1. API Gateway Logic:

• Intercept each request and pass it to the rate limiter logic.
• The rate limiter checks Redis for the current count and timestamp.
• Update the count and decide whether to allow or reject the request.

1. Token Bucket Logic in Redis:

• Each user has a bucket that refills tokens at a set rate.
• When a request is made, tokens are consumed from the bucket.
• If the bucket has enough tokens, the request proceeds; otherwise, it is throttled.

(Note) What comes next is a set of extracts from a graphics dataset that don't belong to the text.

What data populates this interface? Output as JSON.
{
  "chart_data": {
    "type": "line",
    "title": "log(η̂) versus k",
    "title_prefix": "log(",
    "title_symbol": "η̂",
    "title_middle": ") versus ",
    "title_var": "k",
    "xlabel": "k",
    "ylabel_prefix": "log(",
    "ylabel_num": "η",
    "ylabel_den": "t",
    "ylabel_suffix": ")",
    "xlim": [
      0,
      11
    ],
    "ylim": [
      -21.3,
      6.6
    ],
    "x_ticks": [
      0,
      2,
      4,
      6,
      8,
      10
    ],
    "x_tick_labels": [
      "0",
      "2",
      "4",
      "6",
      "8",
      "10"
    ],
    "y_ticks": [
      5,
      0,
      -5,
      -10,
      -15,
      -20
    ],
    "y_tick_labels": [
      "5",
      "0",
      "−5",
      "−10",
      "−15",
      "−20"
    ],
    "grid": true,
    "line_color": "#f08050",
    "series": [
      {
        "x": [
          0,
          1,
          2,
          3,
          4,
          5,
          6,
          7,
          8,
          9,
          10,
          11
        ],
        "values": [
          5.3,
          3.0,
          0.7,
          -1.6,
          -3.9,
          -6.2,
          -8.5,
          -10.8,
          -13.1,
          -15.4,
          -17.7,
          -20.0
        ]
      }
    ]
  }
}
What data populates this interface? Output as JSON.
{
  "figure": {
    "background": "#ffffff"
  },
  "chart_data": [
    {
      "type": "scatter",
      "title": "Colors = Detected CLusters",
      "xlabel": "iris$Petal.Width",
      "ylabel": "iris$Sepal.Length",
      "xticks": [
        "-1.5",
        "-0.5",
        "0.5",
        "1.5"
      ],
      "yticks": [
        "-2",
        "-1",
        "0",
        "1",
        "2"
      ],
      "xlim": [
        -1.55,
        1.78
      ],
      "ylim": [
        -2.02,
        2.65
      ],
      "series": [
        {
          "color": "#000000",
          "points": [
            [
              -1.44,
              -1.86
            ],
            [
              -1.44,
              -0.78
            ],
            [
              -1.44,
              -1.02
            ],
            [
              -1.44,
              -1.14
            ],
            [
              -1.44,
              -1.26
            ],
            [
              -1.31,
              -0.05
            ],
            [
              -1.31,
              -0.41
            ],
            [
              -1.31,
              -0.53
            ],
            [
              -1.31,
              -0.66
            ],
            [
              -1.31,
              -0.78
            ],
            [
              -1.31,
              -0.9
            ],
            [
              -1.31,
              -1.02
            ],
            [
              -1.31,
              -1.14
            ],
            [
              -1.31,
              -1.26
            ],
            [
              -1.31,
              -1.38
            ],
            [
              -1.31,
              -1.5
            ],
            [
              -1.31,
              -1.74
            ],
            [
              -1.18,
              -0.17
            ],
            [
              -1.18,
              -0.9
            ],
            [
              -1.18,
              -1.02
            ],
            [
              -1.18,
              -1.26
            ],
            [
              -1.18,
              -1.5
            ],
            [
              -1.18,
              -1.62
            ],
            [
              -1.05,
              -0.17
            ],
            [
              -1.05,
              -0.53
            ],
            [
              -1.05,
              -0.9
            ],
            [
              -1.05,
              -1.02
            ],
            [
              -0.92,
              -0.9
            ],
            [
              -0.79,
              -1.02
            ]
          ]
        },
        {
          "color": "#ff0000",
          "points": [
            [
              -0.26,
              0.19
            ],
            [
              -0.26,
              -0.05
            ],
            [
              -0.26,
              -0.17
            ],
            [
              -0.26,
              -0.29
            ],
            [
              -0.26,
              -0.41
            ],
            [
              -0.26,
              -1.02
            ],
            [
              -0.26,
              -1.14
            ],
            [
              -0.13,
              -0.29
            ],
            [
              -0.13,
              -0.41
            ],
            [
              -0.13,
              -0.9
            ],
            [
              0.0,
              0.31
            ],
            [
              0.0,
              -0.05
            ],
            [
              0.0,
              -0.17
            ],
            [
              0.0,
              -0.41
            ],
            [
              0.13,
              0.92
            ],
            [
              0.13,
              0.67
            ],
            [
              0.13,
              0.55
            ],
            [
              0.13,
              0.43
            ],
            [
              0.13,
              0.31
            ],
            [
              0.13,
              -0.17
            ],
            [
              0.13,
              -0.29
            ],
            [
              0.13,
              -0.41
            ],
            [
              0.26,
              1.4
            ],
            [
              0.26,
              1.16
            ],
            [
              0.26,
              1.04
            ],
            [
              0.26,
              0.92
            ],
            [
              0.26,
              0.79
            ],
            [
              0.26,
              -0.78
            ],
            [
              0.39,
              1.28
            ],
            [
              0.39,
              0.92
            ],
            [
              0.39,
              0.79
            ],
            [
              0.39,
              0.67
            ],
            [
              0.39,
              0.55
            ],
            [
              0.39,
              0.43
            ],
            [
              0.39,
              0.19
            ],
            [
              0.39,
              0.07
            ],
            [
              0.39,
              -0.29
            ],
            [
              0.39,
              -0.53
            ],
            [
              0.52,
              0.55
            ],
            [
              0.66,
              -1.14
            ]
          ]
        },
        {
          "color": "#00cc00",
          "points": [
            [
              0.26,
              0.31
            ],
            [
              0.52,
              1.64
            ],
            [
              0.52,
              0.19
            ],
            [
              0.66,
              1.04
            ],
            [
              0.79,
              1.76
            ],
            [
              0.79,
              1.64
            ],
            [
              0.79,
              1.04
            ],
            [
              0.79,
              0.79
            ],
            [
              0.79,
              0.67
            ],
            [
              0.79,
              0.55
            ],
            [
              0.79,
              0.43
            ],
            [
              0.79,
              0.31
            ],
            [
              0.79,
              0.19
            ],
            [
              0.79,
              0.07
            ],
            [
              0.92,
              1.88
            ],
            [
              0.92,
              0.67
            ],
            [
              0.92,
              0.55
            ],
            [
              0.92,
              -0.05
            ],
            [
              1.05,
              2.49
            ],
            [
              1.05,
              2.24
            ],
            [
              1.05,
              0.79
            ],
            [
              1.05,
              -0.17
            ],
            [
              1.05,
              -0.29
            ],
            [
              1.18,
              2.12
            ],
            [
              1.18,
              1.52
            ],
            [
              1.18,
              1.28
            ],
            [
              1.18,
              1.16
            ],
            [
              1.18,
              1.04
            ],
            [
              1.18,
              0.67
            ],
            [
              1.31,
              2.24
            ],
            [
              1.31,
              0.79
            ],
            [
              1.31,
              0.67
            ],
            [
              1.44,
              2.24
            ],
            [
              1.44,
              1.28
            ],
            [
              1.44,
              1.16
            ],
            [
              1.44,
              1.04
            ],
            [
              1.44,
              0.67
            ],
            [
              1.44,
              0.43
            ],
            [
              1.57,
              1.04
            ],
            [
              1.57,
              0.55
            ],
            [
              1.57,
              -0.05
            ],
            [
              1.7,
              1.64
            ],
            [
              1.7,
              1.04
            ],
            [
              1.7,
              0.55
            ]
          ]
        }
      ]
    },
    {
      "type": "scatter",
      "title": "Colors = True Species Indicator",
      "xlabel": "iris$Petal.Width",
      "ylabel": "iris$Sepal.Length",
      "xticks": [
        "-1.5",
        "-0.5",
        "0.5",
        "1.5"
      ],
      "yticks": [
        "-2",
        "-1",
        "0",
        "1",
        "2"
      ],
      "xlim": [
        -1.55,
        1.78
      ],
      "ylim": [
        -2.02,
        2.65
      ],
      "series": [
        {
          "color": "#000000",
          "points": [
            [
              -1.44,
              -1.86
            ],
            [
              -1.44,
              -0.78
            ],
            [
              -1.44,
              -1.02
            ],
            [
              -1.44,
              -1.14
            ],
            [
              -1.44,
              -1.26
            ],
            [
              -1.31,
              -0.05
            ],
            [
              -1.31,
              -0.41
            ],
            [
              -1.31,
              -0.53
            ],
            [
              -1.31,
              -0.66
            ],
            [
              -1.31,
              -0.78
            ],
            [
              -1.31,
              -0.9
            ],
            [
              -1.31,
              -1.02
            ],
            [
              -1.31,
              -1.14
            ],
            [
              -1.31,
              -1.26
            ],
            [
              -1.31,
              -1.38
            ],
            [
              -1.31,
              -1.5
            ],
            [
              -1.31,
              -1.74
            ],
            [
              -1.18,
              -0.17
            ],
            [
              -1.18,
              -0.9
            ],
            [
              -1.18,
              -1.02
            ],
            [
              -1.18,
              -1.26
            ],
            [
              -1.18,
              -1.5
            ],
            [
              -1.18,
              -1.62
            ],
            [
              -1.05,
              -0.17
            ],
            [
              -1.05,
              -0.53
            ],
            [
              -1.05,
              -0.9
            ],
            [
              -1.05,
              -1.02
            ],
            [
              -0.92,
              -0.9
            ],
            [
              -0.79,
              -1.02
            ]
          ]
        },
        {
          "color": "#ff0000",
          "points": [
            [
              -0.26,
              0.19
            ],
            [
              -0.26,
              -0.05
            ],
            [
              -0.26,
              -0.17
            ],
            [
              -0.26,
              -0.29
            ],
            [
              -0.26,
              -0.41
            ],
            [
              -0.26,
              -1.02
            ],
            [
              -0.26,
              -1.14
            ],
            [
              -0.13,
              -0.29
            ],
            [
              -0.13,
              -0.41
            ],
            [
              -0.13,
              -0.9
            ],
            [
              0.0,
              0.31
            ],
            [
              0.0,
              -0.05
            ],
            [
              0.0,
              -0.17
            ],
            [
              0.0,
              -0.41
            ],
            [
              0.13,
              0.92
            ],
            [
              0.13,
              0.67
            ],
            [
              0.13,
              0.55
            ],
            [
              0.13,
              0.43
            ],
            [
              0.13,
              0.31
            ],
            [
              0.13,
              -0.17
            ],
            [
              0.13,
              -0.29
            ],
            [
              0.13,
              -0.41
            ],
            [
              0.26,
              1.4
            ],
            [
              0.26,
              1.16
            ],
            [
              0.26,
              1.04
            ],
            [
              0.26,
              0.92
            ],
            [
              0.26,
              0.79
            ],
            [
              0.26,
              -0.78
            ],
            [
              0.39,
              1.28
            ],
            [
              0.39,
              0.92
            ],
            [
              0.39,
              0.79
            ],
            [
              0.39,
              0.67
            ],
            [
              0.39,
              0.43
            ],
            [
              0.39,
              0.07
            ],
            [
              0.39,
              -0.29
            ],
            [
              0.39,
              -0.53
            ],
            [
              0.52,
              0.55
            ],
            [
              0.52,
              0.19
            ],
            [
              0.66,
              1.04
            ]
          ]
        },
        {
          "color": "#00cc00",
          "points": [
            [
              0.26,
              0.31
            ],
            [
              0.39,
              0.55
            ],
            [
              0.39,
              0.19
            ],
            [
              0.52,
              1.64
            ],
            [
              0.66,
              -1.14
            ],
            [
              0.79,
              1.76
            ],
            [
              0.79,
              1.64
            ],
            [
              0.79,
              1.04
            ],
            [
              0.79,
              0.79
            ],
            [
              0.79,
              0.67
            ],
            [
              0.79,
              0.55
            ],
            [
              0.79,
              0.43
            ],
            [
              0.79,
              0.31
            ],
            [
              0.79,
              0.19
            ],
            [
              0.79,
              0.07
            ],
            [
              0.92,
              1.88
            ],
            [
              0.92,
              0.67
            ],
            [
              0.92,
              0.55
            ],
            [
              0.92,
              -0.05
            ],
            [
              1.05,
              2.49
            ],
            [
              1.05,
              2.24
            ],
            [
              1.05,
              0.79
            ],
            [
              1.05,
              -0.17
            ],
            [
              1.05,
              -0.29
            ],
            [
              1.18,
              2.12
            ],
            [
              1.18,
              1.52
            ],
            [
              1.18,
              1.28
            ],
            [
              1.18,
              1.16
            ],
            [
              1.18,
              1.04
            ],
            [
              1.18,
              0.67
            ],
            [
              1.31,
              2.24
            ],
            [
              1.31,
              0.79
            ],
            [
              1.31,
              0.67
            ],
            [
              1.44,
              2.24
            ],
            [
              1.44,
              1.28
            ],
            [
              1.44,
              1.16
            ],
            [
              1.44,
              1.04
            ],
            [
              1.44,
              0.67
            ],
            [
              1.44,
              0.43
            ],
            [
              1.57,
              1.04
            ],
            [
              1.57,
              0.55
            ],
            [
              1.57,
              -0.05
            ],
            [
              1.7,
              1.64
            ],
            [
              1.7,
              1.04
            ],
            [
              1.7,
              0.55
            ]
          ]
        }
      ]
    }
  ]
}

// Redis client setup (using ioredis for Node.js)
const Redis = require("ioredis");
const redis = new Redis();
// Rate limiter function
const rateLimiter = async (userId, endpoint, maxTokens, refillRate) => {
  const key = `${userId}:${endpoint}`;
  const now = Date.now();
  // LUA script to handle token bucket algorithm in Redis
  const script = `
    local tokens_key = KEYS[1]
    local timestamp_key = KEYS[2]
    local max_tokens = tonumber(ARGV[1])
    local refill_rate = tonumber(ARGV[2])
    local current_time = tonumber(ARGV[3])
    local tokens = tonumber(redis.call("get", tokens_key))
    if not tokens then
      tokens = max_tokens
    end
    local last_refill = tonumber(redis.call("get", timestamp_key))
    if not last_refill then
      last_refill = current_time
    end
    local refill_tokens = math.floor((current_time - last_refill) / refill_rate)
    tokens = math.min(max_tokens, tokens + refill_tokens)
    last_refill = last_refill + (refill_tokens * refill_rate)
    if tokens > 0 then
      tokens = tokens - 1
      redis.call("set", tokens_key, tokens)
      redis.call("set", timestamp_key, last_refill)
      return 1
    else
      return 0
    end
  `;
  const tokensKey = `${key}:tokens`;
  const timestampKey = `${key}:timestamp`;
  const allowed = await redis.eval(
    script,
    2,
    tokensKey,
    timestampKey,
    maxTokens,
    refillRate,
    now
  );
  return allowed === 1;
};
// Example usage in an API endpoint
const express = require("express");
const app = express();
app.use(async (req, res, next) => {
  const userId = req.headers["x-user-id"];
  const endpoint = req.path;
  const maxTokens = 100; // e.g., 100 requests
  const refillRate = 60000; // e.g., 1 token per minute
  if (await rateLimiter(userId, endpoint, maxTokens, refillRate)) {
    next();
  } else {
    res.status(429).send("Too Many Requests");
  }
});
app.get("/api/resource", (req, res) => {
  res.send("Resource accessed");
});
app.listen(3000, () => {
  console.log("Server running on port 3000");
});

Final Thoughts

This system design leverages Redis for low-latency storage and atomic operations, allowing efficient rate limiting using the token bucket algorithm. The API Gateway ensures that all incoming requests are checked before reaching backend services. This design can scale horizontally by distributing Redis across multiple nodes and adding more instances of the API Gateway and backend services. Additionally, monitoring and logging can be added to track usage patterns and adjust rate limits as needed.